Would Math Exist Without Us? Ctd

Dec 15 2013 @ 12:12pm

A reader writes:

I found your post quite interesting. This was a concept that I was first introduced to by my philosophy professor in college. As a matter of fact, I was once again reminded of this concept when I recently read one of your posts titled “The Inevitability in Beauty,” and have been thinking about it ever since. It seems like much of what we may erroneously believe was a work of creation was in fact a work of discovery. Pythagoras discovered the Pythagorean theorem, and Beethoven discovered his Fifth Symphony, as much as Newton merely discovered gravity, as opposed to creating it. I would even go so far as to say that individuals like Nelson Mandela, Harvey Milk, and Susan B. Anthony merely discovered new dimensions of justice. What they fought for would have been just whether or not they actually fought for them, or whether or not they were even born. Finally, as someone who is interested in Islamic Mysticism, and enjoys your Sunday posts because of your interest in Christian and Catholic Mysticism, I will go so far as to say that Jesus discovered grace. God’s grace already existed before the birth of Jesus, and Christ’s genius was in recognizing the immense love that God already had for his children.

Another has a very different take:

You do know that this is an old argument against religion – one used by Hitchens, among others? On the wild chance you were unaware of it, the argument goes like this:

If you wipe out all trace of humanity and a new race of intelligent animals learn to use tools and agriculture and build cities, they will recreate science and math identically to ours. Maybe not in the same order, but they will discover the same truths that we did. They will have Newtonian physics and they will have evolution and they will link bacteria and viruses to particular illnesses. They will come up with geometry and calculus that match ours exactly.
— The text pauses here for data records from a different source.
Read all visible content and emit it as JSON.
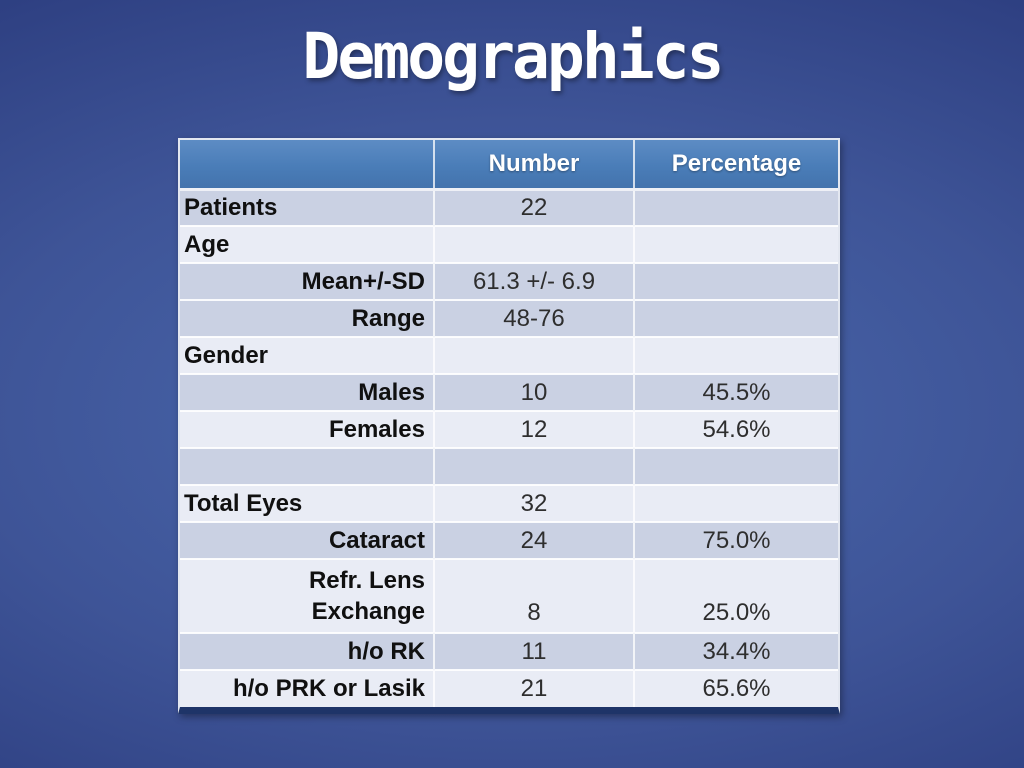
{
  "slide": {
    "title": "Demographics"
  },
  "colors": {
    "background_center": "#4a69ae",
    "background_edge": "#152459",
    "header_bg": "#4a7db8",
    "row_band_dark": "#cad1e3",
    "row_band_light": "#e9ecf5",
    "table_bottom_border": "#1e3468",
    "header_text": "#ffffff",
    "label_text": "#101010",
    "value_text": "#2e2e2e"
  },
  "table": {
    "headers": [
      "",
      "Number",
      "Percentage"
    ],
    "rows": [
      {
        "label": "Patients",
        "number": "22",
        "percentage": ""
      },
      {
        "label": "Age",
        "number": "",
        "percentage": ""
      },
      {
        "label": "Mean+/-SD",
        "number": "61.3 +/- 6.9",
        "percentage": ""
      },
      {
        "label": "Range",
        "number": "48-76",
        "percentage": ""
      },
      {
        "label": "Gender",
        "number": "",
        "percentage": ""
      },
      {
        "label": "Males",
        "number": "10",
        "percentage": "45.5%"
      },
      {
        "label": "Females",
        "number": "12",
        "percentage": "54.6%"
      },
      {
        "label": "",
        "number": "",
        "percentage": ""
      },
      {
        "label": "Total Eyes",
        "number": "32",
        "percentage": ""
      },
      {
        "label": "Cataract",
        "number": "24",
        "percentage": "75.0%"
      },
      {
        "label": "Refr. Lens\nExchange",
        "number": "8",
        "percentage": "25.0%"
      },
      {
        "label": "h/o RK",
        "number": "11",
        "percentage": "34.4%"
      },
      {
        "label": "h/o PRK or Lasik",
        "number": "21",
        "percentage": "65.6%"
      }
    ]
  }
}
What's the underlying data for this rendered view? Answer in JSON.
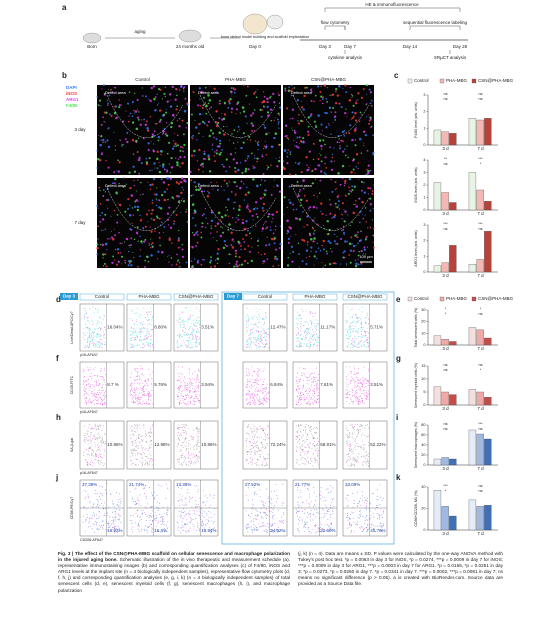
{
  "panel_a": {
    "letter": "a",
    "aging": "aging",
    "born": "Born",
    "age": "24 months old",
    "model": "bone defect model building and scaffold implantation",
    "he": "HE & immunofluorescence",
    "flow": "flow cytometry",
    "seq": "sequential fluorescence labeling",
    "cyto": "cytokine analysis",
    "ct": "SRµCT analysis",
    "days": [
      "Day 0",
      "Day 3",
      "Day 7",
      "Day 14",
      "Day 28"
    ]
  },
  "panel_b": {
    "letter": "b",
    "columns": [
      "Control",
      "PHA-MBG",
      "CSN@PHA-MBG"
    ],
    "rows": [
      "3 day",
      "7 day"
    ],
    "channels": [
      "DAPI",
      "iNOS",
      "ARG1",
      "F4/80"
    ],
    "area": "Defect area",
    "scale": "100 µm"
  },
  "panel_c": {
    "letter": "c",
    "groups": [
      {
        "name": "Control",
        "color": "#e9f3e4"
      },
      {
        "name": "PHA-MBG",
        "color": "#f3b8b4"
      },
      {
        "name": "CSN@PHA-MBG",
        "color": "#b5423b"
      }
    ],
    "charts": [
      {
        "ylabel": "F4/80 level (arb. units)",
        "categories": [
          "3 d",
          "7 d"
        ],
        "ylim": [
          0,
          3
        ],
        "yticks": [
          0,
          1,
          2,
          3
        ],
        "values": [
          [
            0.9,
            0.8,
            0.7
          ],
          [
            1.6,
            1.5,
            1.6
          ]
        ],
        "sig": [
          [
            "ns",
            "ns"
          ],
          [
            "ns",
            "ns"
          ]
        ]
      },
      {
        "ylabel": "iNOS level (arb. units)",
        "categories": [
          "3 d",
          "7 d"
        ],
        "ylim": [
          0,
          4
        ],
        "yticks": [
          0,
          1,
          2,
          3,
          4
        ],
        "values": [
          [
            2.2,
            1.4,
            0.6
          ],
          [
            3.0,
            1.6,
            0.7
          ]
        ],
        "sig": [
          [
            "**",
            "ns"
          ],
          [
            "***",
            "*"
          ]
        ]
      },
      {
        "ylabel": "ARG1 level (arb. units)",
        "categories": [
          "3 d",
          "7 d"
        ],
        "ylim": [
          0,
          3
        ],
        "yticks": [
          0,
          1,
          2,
          3
        ],
        "values": [
          [
            0.4,
            0.6,
            1.7
          ],
          [
            0.5,
            0.8,
            2.6
          ]
        ],
        "sig": [
          [
            "***",
            "ns"
          ],
          [
            "***",
            "ns"
          ]
        ]
      }
    ]
  },
  "flow_header": {
    "day3": "Day 3",
    "day7": "Day 7",
    "groups": [
      "Control",
      "PHA-MBG",
      "CSN@PHA-MBG"
    ]
  },
  "panel_d": {
    "letter": "d",
    "y_label": "Live/Dead-APC/Cy7",
    "x_label": "p16-AF647",
    "day3": [
      "16.04%",
      "8.80%",
      "3.51%"
    ],
    "day7": [
      "12.47%",
      "11.17%",
      "5.71%"
    ]
  },
  "panel_f": {
    "letter": "f",
    "y_label": "CD45-FITC",
    "x_label": "p16-AF647",
    "day3": [
      "8.7 %",
      "5.76%",
      "3.94%"
    ],
    "day7": [
      "6.84%",
      "7.61%",
      "3.51%"
    ]
  },
  "panel_h": {
    "letter": "h",
    "y_label": "SA-β-gal",
    "x_label": "p16-AF647",
    "day3": [
      "10.86%",
      "12.98%",
      "10.86%"
    ],
    "day7": [
      "72.24%",
      "58.91%",
      "52.22%"
    ]
  },
  "panel_j": {
    "letter": "j",
    "y_label": "CD86-PE/Cy7",
    "x_label": "CD206-AF647",
    "day3": [
      [
        "37.39%",
        "16.92%"
      ],
      [
        "21.74%",
        "16.4%"
      ],
      [
        "13.38%",
        "18.94%"
      ]
    ],
    "day7": [
      [
        "27.52%",
        "24.92%"
      ],
      [
        "21.77%",
        "32.60%"
      ],
      [
        "23.09%",
        "40.79%"
      ]
    ]
  },
  "panel_e": {
    "letter": "e",
    "groups": [
      {
        "name": "Control",
        "color": "#f4dede"
      },
      {
        "name": "PHA-MBG",
        "color": "#f0a9a6"
      },
      {
        "name": "CSN@PHA-MBG",
        "color": "#c44d4a"
      }
    ],
    "charts": [
      {
        "ylabel": "Total senescent cells (%)",
        "categories": [
          "3 d",
          "7 d"
        ],
        "ylim": [
          0,
          30
        ],
        "yticks": [
          0,
          10,
          20,
          30
        ],
        "values": [
          [
            8,
            5,
            3
          ],
          [
            15,
            13,
            6
          ]
        ],
        "sig": [
          [
            "*",
            "*"
          ],
          [
            "*",
            "ns"
          ]
        ]
      }
    ]
  },
  "panel_g": {
    "letter": "g",
    "groups": [
      {
        "name": "Control",
        "color": "#f4dede"
      },
      {
        "name": "PHA-MBG",
        "color": "#f0a9a6"
      },
      {
        "name": "CSN@PHA-MBG",
        "color": "#c44d4a"
      }
    ],
    "charts": [
      {
        "ylabel": "Senescent myeloid cells (%)",
        "categories": [
          "3 d",
          "7 d"
        ],
        "ylim": [
          0,
          15
        ],
        "yticks": [
          0,
          5,
          10,
          15
        ],
        "values": [
          [
            7,
            5,
            4
          ],
          [
            6,
            5,
            3
          ]
        ],
        "sig": [
          [
            "ns",
            "ns"
          ],
          [
            "ns",
            "*"
          ]
        ]
      }
    ]
  },
  "panel_i": {
    "letter": "i",
    "groups": [
      {
        "name": "Control",
        "color": "#e4ecf8"
      },
      {
        "name": "PHA-MBG",
        "color": "#9fb9e3"
      },
      {
        "name": "CSN@PHA-MBG",
        "color": "#3f6fb8"
      }
    ],
    "charts": [
      {
        "ylabel": "Senescent macrophages (%)",
        "categories": [
          "3 d",
          "7 d"
        ],
        "ylim": [
          0,
          80
        ],
        "yticks": [
          0,
          20,
          40,
          60,
          80
        ],
        "values": [
          [
            12,
            15,
            12
          ],
          [
            70,
            62,
            52
          ]
        ],
        "sig": [
          [
            "ns",
            "ns"
          ],
          [
            "***",
            "ns"
          ]
        ]
      }
    ]
  },
  "panel_k": {
    "letter": "k",
    "groups": [
      {
        "name": "Control",
        "color": "#e4ecf8"
      },
      {
        "name": "PHA-MBG",
        "color": "#9fb9e3"
      },
      {
        "name": "CSN@PHA-MBG",
        "color": "#3f6fb8"
      }
    ],
    "charts": [
      {
        "ylabel": "CD86+CD206- M1 (%)",
        "categories": [
          "3 d",
          "7 d"
        ],
        "ylim": [
          0,
          40
        ],
        "yticks": [
          0,
          20,
          40
        ],
        "values": [
          [
            37,
            22,
            13
          ],
          [
            28,
            22,
            23
          ]
        ],
        "sig": [
          [
            "***",
            "*"
          ],
          [
            "ns",
            "ns"
          ]
        ]
      }
    ]
  },
  "caption": {
    "title": "Fig. 3 | The effect of the CSN@PHA-MBG scaffold on cellular senescence and macrophage polarization in the injured aging bone.",
    "left": "Schematic illustration of the in vivo therapeutic and measurement schedule (a), representative immunostaining images (b) and corresponding quantification analyses (c) of F4/80, iNOS and ARG1 levels at the implant site (n = 4 biologically independent samples), representative flow cytometry plots (d, f, h, j) and corresponding quantification analyses (e, g, i, k) (n = 4 biologically independent samples) of total senescent cells (d, e), senescent myeloid cells (f, g), senescent macrophages (h, i), and macrophage polarization",
    "right": "(j, k) (n = 4). Data are means ± SD. P values were calculated by the one-way ANOVA method with Tukey's post hoc test. *p = 0.0063 in day 3 for iNOS, *p = 0.0274, ***p = 0.0009 in day 7 for iNOS; ***p = 0.0009 in day 3 for ARG1, ***p = 0.0003 in day 7 for ARG1. *p = 0.0156, *p = 0.0251 in day 3; *p = 0.0273, *p = 0.0260 in day 7. *p = 0.0341 in day 7. ***p = 0.0002, ***p = 0.0081 in day 7; ns means no significant difference (p > 0.05). a is created with BioRender.com. Source data are provided as a Source Data file."
  }
}
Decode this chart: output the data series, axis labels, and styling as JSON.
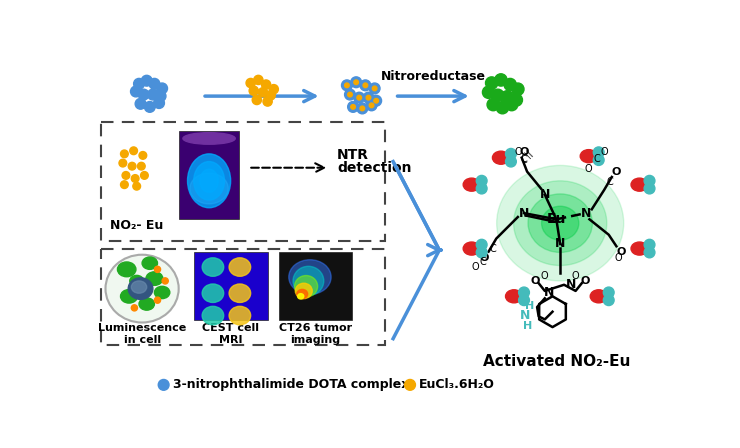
{
  "bg_color": "#ffffff",
  "arrow_color": "#4a90d9",
  "blue_dot_color": "#4a90d9",
  "yellow_dot_color": "#f5a800",
  "green_dot_color": "#1aaa1a",
  "dashed_box_color": "#444444",
  "text_nitroreductase": "Nitroreductase",
  "text_ntr_line1": "NTR",
  "text_ntr_line2": "detection",
  "text_no2eu": "NO₂- Eu",
  "text_lum": "Luminescence\nin cell",
  "text_cest": "CEST cell\nMRI",
  "text_ct26": "CT26 tumor\nimaging",
  "text_activated": "Activated NO₂-Eu",
  "text_legend1": "3-nitrophthalimide DOTA complex",
  "text_legend2": "EuCl₃.6H₂O",
  "red_circle_color": "#dd2222",
  "cyan_circle_color": "#44bbbb",
  "figw": 7.4,
  "figh": 4.48
}
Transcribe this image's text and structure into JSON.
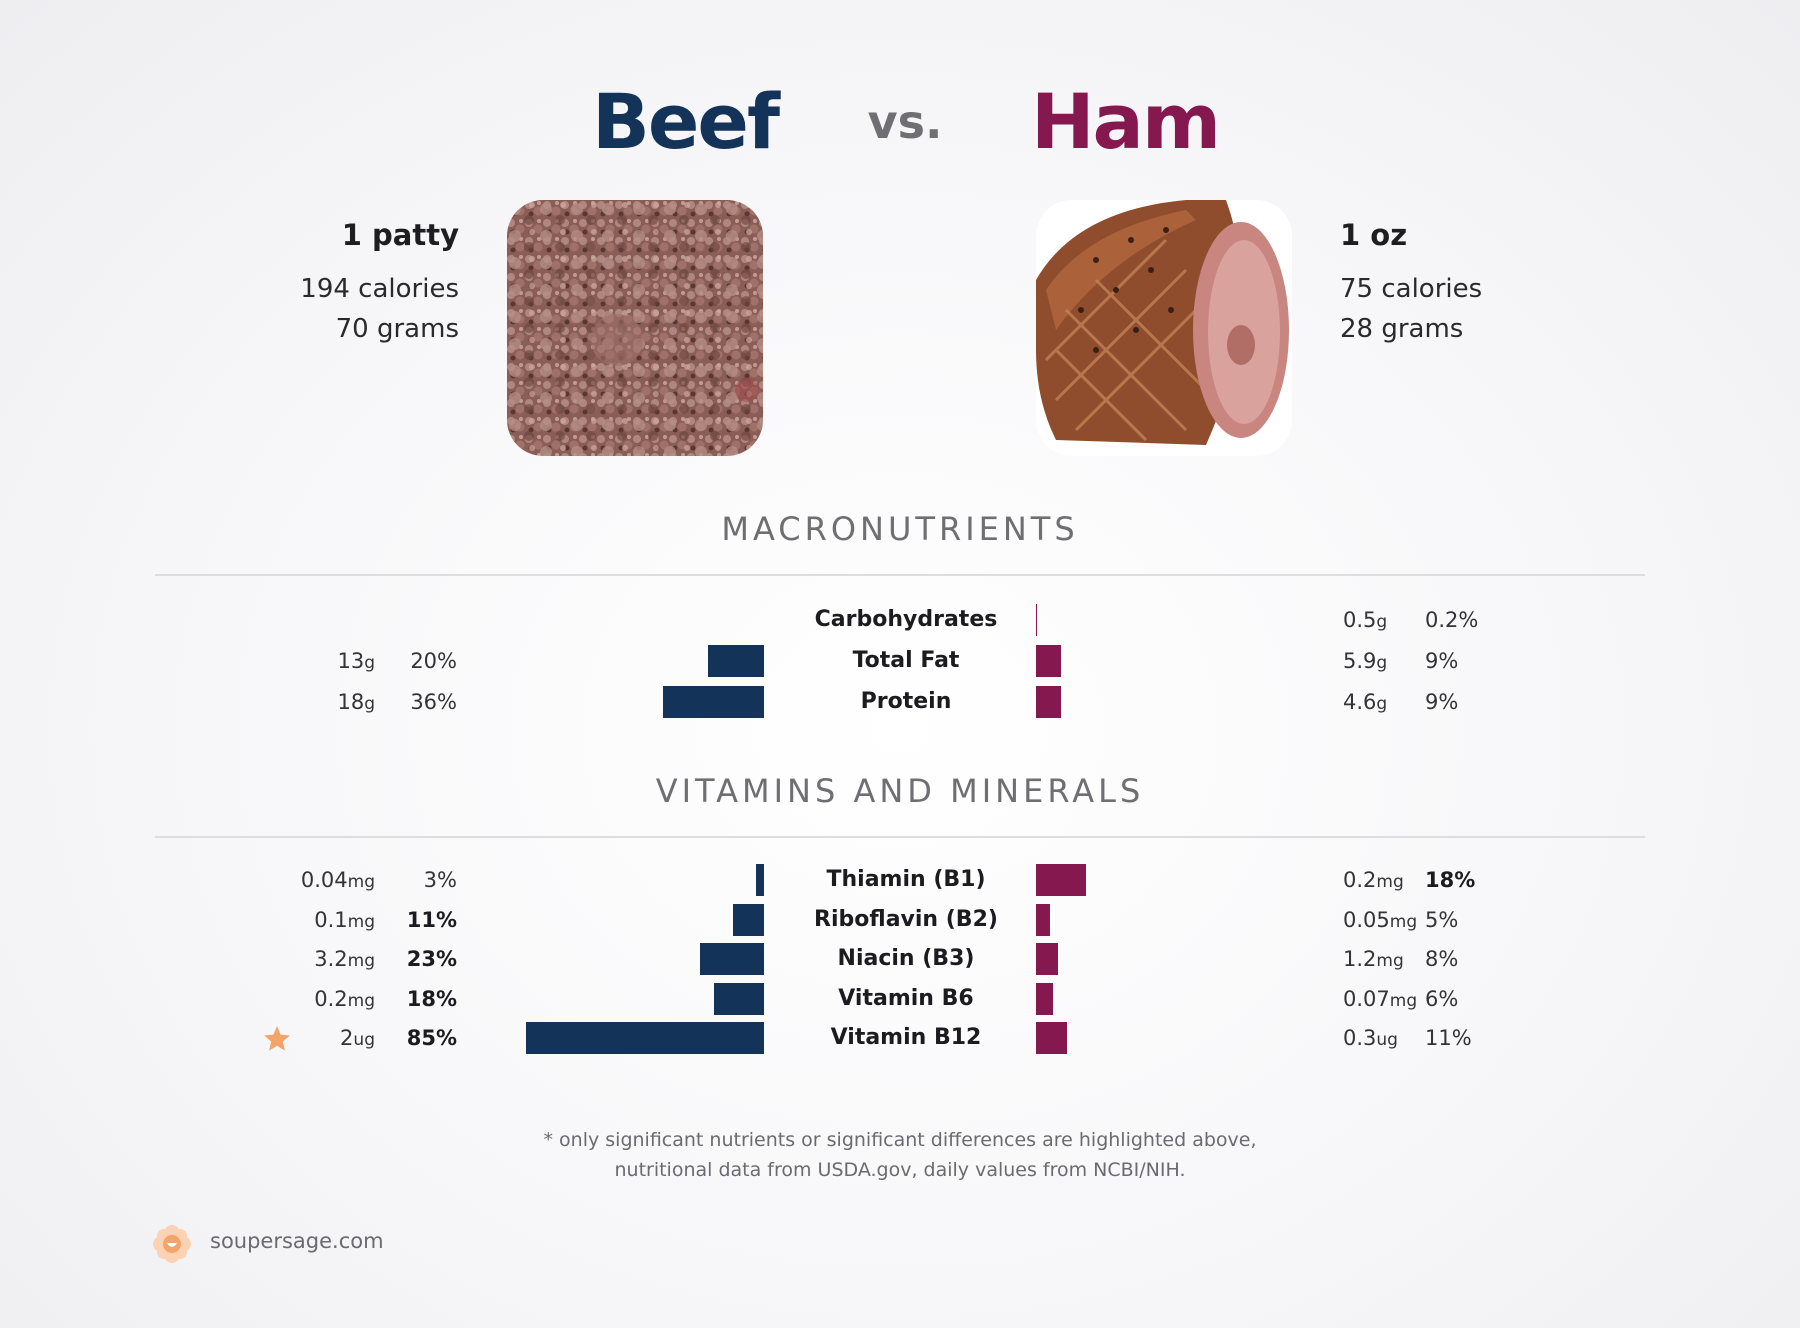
{
  "header": {
    "left_food": "Beef",
    "vs": "vs.",
    "right_food": "Ham"
  },
  "colors": {
    "left": "#143358",
    "right": "#85184e",
    "star": "#f4a469"
  },
  "left": {
    "serving": "1 patty",
    "calories": "194 calories",
    "grams": "70 grams"
  },
  "right": {
    "serving": "1 oz",
    "calories": "75 calories",
    "grams": "28 grams"
  },
  "sections": {
    "macros": "MACRONUTRIENTS",
    "vitamins": "VITAMINS AND MINERALS"
  },
  "chart_data": [
    {
      "type": "bar",
      "title": "MACRONUTRIENTS",
      "categories": [
        "Carbohydrates",
        "Total Fat",
        "Protein"
      ],
      "series": [
        {
          "name": "Beef",
          "amounts": [
            "",
            "13",
            "18"
          ],
          "units": [
            "",
            "g",
            "g"
          ],
          "dv_labels": [
            "",
            "20%",
            "36%"
          ],
          "dv_values": [
            0,
            20,
            36
          ],
          "dv_bold": [
            false,
            false,
            false
          ]
        },
        {
          "name": "Ham",
          "amounts": [
            "0.5",
            "5.9",
            "4.6"
          ],
          "units": [
            "g",
            "g",
            "g"
          ],
          "dv_labels": [
            "0.2%",
            "9%",
            "9%"
          ],
          "dv_values": [
            0.2,
            9,
            9
          ],
          "dv_bold": [
            false,
            false,
            false
          ]
        }
      ]
    },
    {
      "type": "bar",
      "title": "VITAMINS AND MINERALS",
      "categories": [
        "Thiamin (B1)",
        "Riboflavin (B2)",
        "Niacin (B3)",
        "Vitamin B6",
        "Vitamin B12"
      ],
      "series": [
        {
          "name": "Beef",
          "amounts": [
            "0.04",
            "0.1",
            "3.2",
            "0.2",
            "2"
          ],
          "units": [
            "mg",
            "mg",
            "mg",
            "mg",
            "ug"
          ],
          "dv_labels": [
            "3%",
            "11%",
            "23%",
            "18%",
            "85%"
          ],
          "dv_values": [
            3,
            11,
            23,
            18,
            85
          ],
          "dv_bold": [
            false,
            true,
            true,
            true,
            true
          ]
        },
        {
          "name": "Ham",
          "amounts": [
            "0.2",
            "0.05",
            "1.2",
            "0.07",
            "0.3"
          ],
          "units": [
            "mg",
            "mg",
            "mg",
            "mg",
            "ug"
          ],
          "dv_labels": [
            "18%",
            "5%",
            "8%",
            "6%",
            "11%"
          ],
          "dv_values": [
            18,
            5,
            8,
            6,
            11
          ],
          "dv_bold": [
            true,
            false,
            false,
            false,
            false
          ]
        }
      ],
      "highlight": {
        "category": "Vitamin B12",
        "side": "Beef",
        "icon": "star-icon"
      }
    }
  ],
  "footnote": {
    "line1": "* only significant nutrients or significant differences are highlighted above,",
    "line2": "nutritional data from USDA.gov, daily values from NCBI/NIH."
  },
  "brand": {
    "name": "soupersage.com",
    "icon": "flower-icon"
  }
}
However, there will not be a Christianity; there will not be an Islam; there will not be a Buddha. There may be some similarities between their history of religion and ours – an evolution from nature spirits to pantheon gods to monotheistic religions. But the specific details would be different. Things like the trinity seem particularly unlikely to be replicated in this new world even while something as complex as calculus will be. It is the nature of the differences between the two systems, one that requires evidence and replication and the other that requires none.

But this is not an argument against religion. It is an argument for ecumenism.